JupyterLab and Slurm
The JupyterLab web interfaces run in the HPC Compute cluster as Slurm jobs.
A user selects a default JupyterLab Profile (configuration of cores, runtime, etc.), customizes and sends it to be queued in the Slurm batch system.
This functions like any other Slurm job, with the advantage that it is all done through a webpage.
The Slurm settings used for granting hardware to JupyterLab can be configured according to the ‘sbatch’ documentation of the installed Slurm version.
These settings behave identically to sbatch batch job settings used in normal scripts.
Waiting in queue
Queuing/waiting is inherent to HPC hardware and HPC workflow, but we try to allocate JupyterLab instances as fast as possible.
To quickly get access to a JupyterLab instance users must request 8 or less cores.
Because the HPC JupyterHub uses Slurm to allocate HPC hardware, users that require GPUs or above 8 cores, need to wait for their request to be processed in the Slurm queue.

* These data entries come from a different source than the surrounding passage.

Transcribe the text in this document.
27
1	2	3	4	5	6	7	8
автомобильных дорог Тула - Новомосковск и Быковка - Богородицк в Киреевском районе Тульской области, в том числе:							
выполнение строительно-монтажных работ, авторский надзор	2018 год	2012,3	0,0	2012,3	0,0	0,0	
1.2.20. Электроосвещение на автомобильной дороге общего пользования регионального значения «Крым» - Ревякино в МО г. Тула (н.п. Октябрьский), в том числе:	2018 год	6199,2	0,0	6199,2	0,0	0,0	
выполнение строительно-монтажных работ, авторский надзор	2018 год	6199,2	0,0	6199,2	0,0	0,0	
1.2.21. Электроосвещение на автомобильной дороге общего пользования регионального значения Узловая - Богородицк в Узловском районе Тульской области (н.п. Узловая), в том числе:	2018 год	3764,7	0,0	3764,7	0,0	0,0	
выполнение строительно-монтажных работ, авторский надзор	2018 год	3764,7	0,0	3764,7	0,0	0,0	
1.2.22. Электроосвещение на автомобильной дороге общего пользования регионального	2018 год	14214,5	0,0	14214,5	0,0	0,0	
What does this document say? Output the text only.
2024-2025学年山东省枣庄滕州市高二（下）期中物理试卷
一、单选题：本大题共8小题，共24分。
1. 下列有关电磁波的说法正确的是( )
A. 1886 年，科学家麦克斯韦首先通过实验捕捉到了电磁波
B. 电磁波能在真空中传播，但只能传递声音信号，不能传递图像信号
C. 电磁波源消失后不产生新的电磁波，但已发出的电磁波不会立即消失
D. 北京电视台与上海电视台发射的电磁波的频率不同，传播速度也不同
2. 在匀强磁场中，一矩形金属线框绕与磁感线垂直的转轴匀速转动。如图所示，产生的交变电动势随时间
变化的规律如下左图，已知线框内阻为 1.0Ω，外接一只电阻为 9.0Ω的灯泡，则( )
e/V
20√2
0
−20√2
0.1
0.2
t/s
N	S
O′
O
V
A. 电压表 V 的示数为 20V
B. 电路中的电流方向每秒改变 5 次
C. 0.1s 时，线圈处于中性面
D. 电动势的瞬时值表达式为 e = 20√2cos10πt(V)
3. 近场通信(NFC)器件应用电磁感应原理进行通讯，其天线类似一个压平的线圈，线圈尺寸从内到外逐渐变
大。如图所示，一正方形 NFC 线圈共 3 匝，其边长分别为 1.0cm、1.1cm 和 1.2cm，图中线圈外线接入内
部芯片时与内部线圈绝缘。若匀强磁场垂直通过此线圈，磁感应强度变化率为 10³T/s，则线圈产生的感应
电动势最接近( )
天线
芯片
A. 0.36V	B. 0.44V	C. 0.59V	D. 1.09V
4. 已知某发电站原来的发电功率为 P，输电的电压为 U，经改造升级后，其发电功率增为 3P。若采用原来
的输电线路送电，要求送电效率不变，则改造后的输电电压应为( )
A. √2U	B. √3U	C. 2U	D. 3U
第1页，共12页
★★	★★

Once the user selects a Profile and starts it, it has waits for the hardware resources to become available from Slurm.
Users receive an estimated start time for convenience.
Once the hardware is granted, the JupyterLab containing Jupyter Notebooks is started and the user is connected to the instance through the web interface.
Runtime for JupyterLab
The user can then work using this instance of JupyterLab instance that is running on a remote HPC node until the runtime of the Slurm job ends.
This runtime must be defined before submission and cannot be changed while the JupyterLab Slurm job is running.
Enough time should be chosen so that the interactive session can be completed before the deadline.